The groups are in drastically different places. One group has essentially finished their project, and are working on additional features. Another group had an idea that was too big (they resisted suggestions to pare it down), they weren’t able to make the progress they hoped for, and they are in a bind right now. There is still a way forward for them, but their site will be static, rather than as interactive as they’d hoped. It’ll be more of a storyboard than an actual working site.

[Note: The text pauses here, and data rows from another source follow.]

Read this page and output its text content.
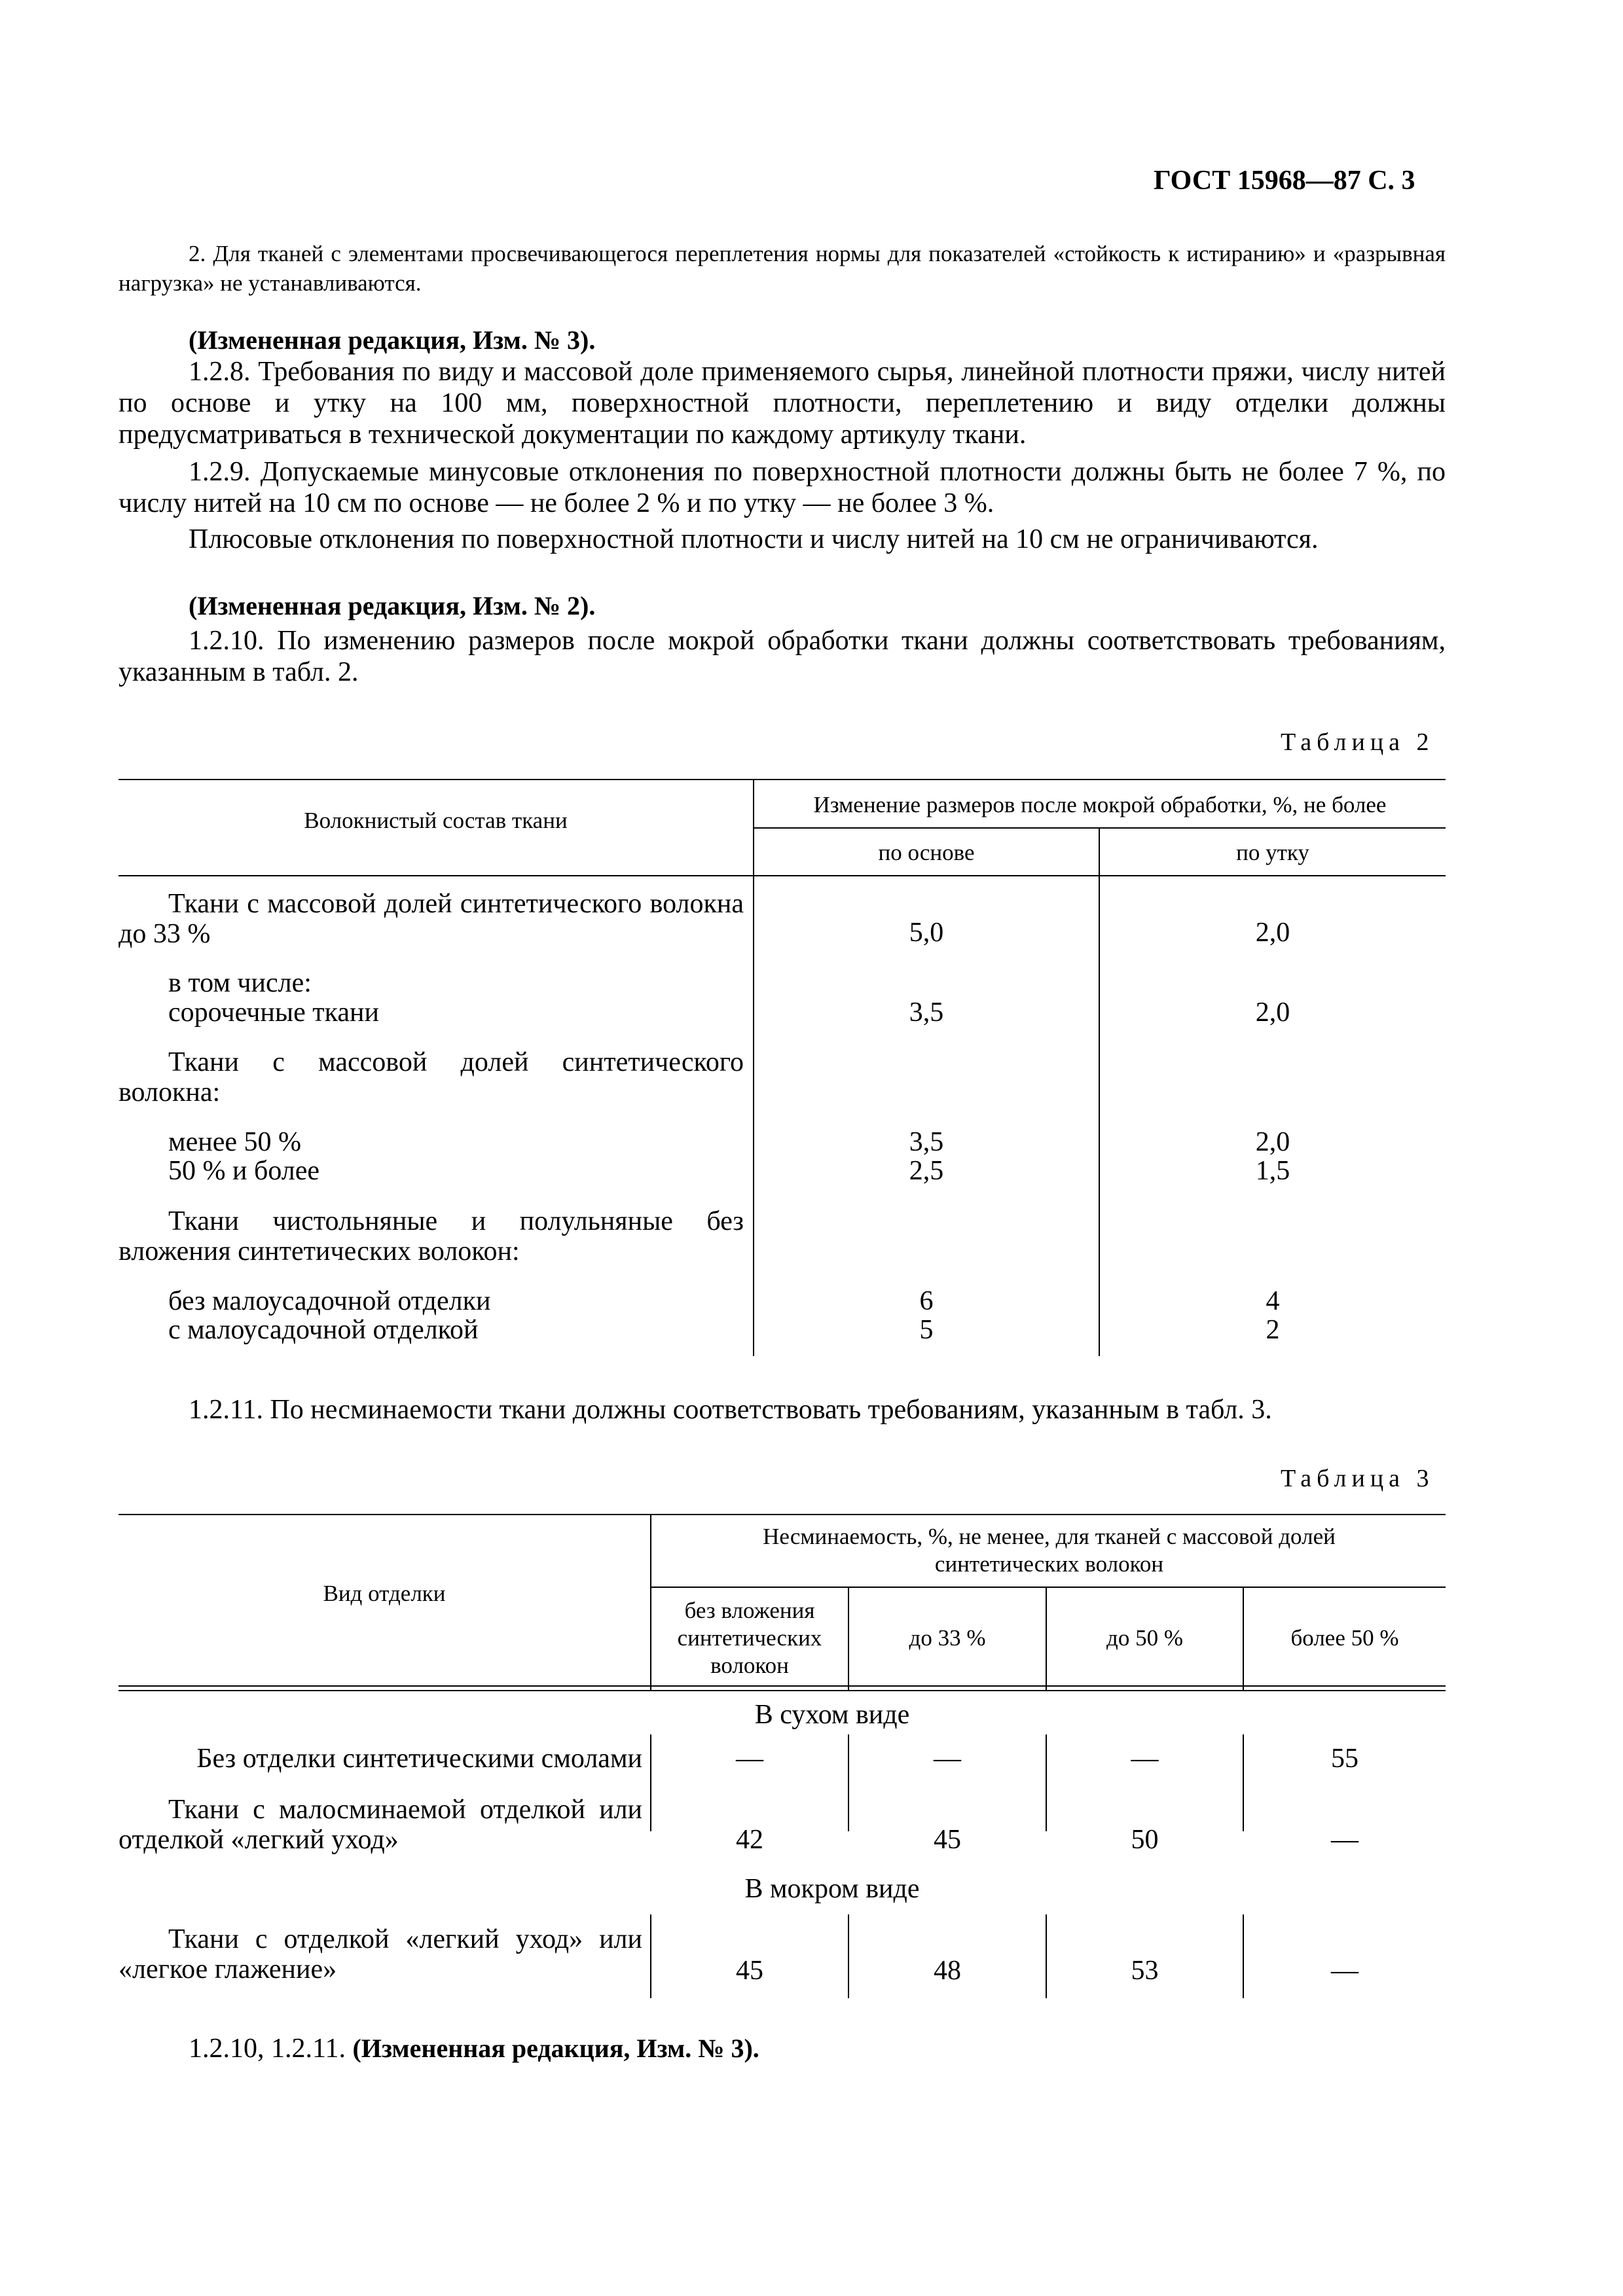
ГОСТ 15968—87 С. 3
2. Для тканей с элементами просвечивающегося переплетения нормы для показателей «стойкость к истиранию» и «разрывная нагрузка» не устанавливаются.
(Измененная редакция, Изм. № 3).
1.2.8. Требования по виду и массовой доле применяемого сырья, линейной плотности пряжи, числу нитей по основе и утку на 100 мм, поверхностной плотности, переплетению и виду отделки должны предусматриваться в технической документации по каждому артикулу ткани.
1.2.9. Допускаемые минусовые отклонения по поверхностной плотности должны быть не более 7 %, по числу нитей на 10 см по основе — не более 2 % и по утку — не более 3 %.
Плюсовые отклонения по поверхностной плотности и числу нитей на 10 см не ограничиваются.
(Измененная редакция, Изм. № 2).
1.2.10. По изменению размеров после мокрой обработки ткани должны соответствовать требованиям, указанным в табл. 2.
Таблица 2
Волокнистый состав ткани
Изменение размеров после мокрой обработки, %, не более
по основе	по утку
Ткани с массовой долей синтетического волокна до 33 %	5,0	2,0
в том числе:
сорочечные ткани	3,5	2,0
Ткани с массовой долей синтетического волокна:
менее 50 %	3,5	2,0
50 % и более	2,5	1,5
Ткани чистольняные и полульняные без вложения синтетических волокон:
без малоусадочной отделки	6	4
с малоусадочной отделкой	5	2
1.2.11. По несминаемости ткани должны соответствовать требованиям, указанным в табл. 3.
Таблица 3
Вид отделки
Несминаемость, %, не менее, для тканей с массовой долей синтетических волокон
без вложения синтетических волокон
до 33 %	до 50 %	более 50 %
В сухом виде
Без отделки синтетическими смолами	—	—	—	55
Ткани с малосминаемой отделкой или отделкой «легкий уход»	42	45	50	—
В мокром виде
Ткани с отделкой «легкий уход» или «легкое глажение»	45	48	53	—
1.2.10, 1.2.11. (Измененная редакция, Изм. № 3).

A third group has an interesting story, and it’s characteristically GIrls Who Code, and exactly what we hope for. Their project is done except for art and text. The art they are doing is simply amazing, and highly detailed. It is of the anime style, and really quite beautiful. The idea they have is to create a visual novel (story) of sorts. It takes a whole lot of effort to code something like that up, so they asked the instructors for some ideas. One of them suggested using Ren’Py to make the whole thing work. They looked at the site, and decided that there was too much reading (TL;DR), and they needed and easier way. So they started looking, but didn’t find anything else even close to what they wanted. To their credit, the went back learned how to use this new set of tools, and now are closing in on a final product. This is exactly what GWC is designed to do: instill in the girls that they don’t have to know how to do something; they can just get in there, learn it, and use it. They went from being “I don’t know how to do this” stuck to “I don’t know how to do this, I guess I’ll just learn it. Go.”